I found myself in a patient’s hospital room last week trying to explain a 10 item ‘problem list’ I was assessing daily for progress. Regardless of the complexity of his case, explaining the simplest of concepts such as why I couldn’t let him eat (‘we think you have an obstruction’) was riddled with jargon, abbreviations (‘PO intake’) and confusion on both of our parts. It is not because I intend to talk over my patient’s heads. It is because the amount of time spent writing a note, dictating a note, presenting a case, ‘running the list’, and giving verbal orders is 90% of a physicians day. Going back to speaking without these terms the other 10% of the day requires turning off my primary language, which is shockingly difficult to do. When I see a physician do this transition smoothly, I am impressed. It is a skill grossly underemphasized in our educational approach by a system aimed to teach us how to talk amongst ourselves. We, subsequently, forget how to talk with others.

Our thought and cognitive processes are intricately tied to this language. In many ways I think it underlies our difficulty in creating physicians who are simultaneously ‘creatives’ because no matter where we train we are taught to communicate in the exact same way. This language I’ve discovered is hard on patients. Our terms involve dismissal and pretend to be polite: a ‘difficult family’ is code for ‘I really wish they would leave’, ‘AMA’ means a patient did not agree with us, ‘poor historian’ (one of my least favorites) is said about every single patient during every single presentation. We’ve forgotten that a sick person doesn’t have the capacity (or access to their electronic records) to recite every detail of their illness. They either ‘endorse’ or ‘deny’ our questions demonstrating perhaps an underlying mistrust of all patients when it comes down to securing information.

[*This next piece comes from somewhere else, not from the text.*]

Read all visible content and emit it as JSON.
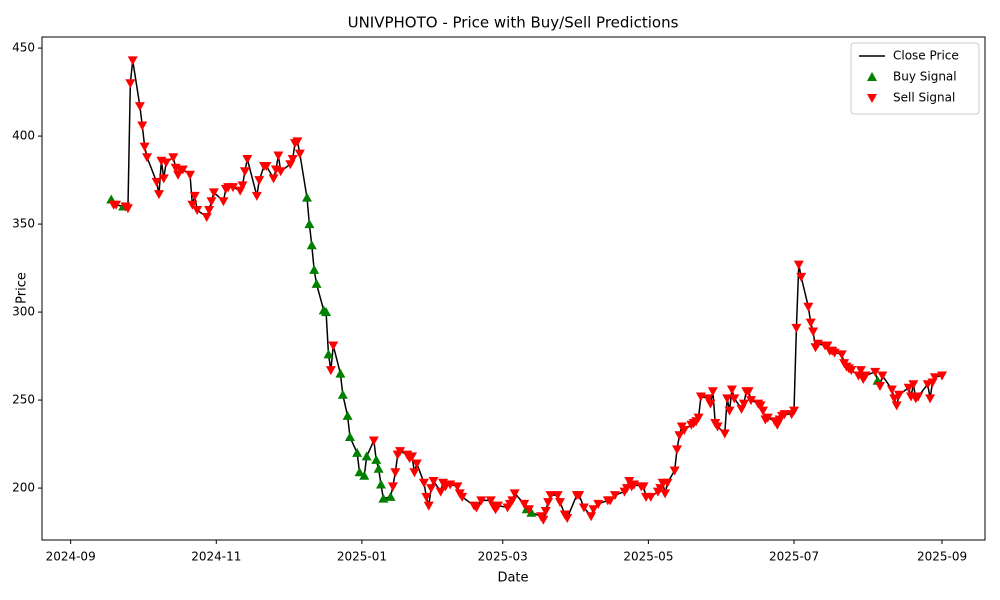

I believe that not enough attention is paid to how we present and communicate information in the medical field. The terms we use to be consistent and objective instead represent a subjective interpretation of our medical world we have adopted — and thus underlining thought processes. Acknowledging and breaking from these patterns will help our newest physicians emerge creatively in their approach to patient care and their ability to relate to those outside of medicine.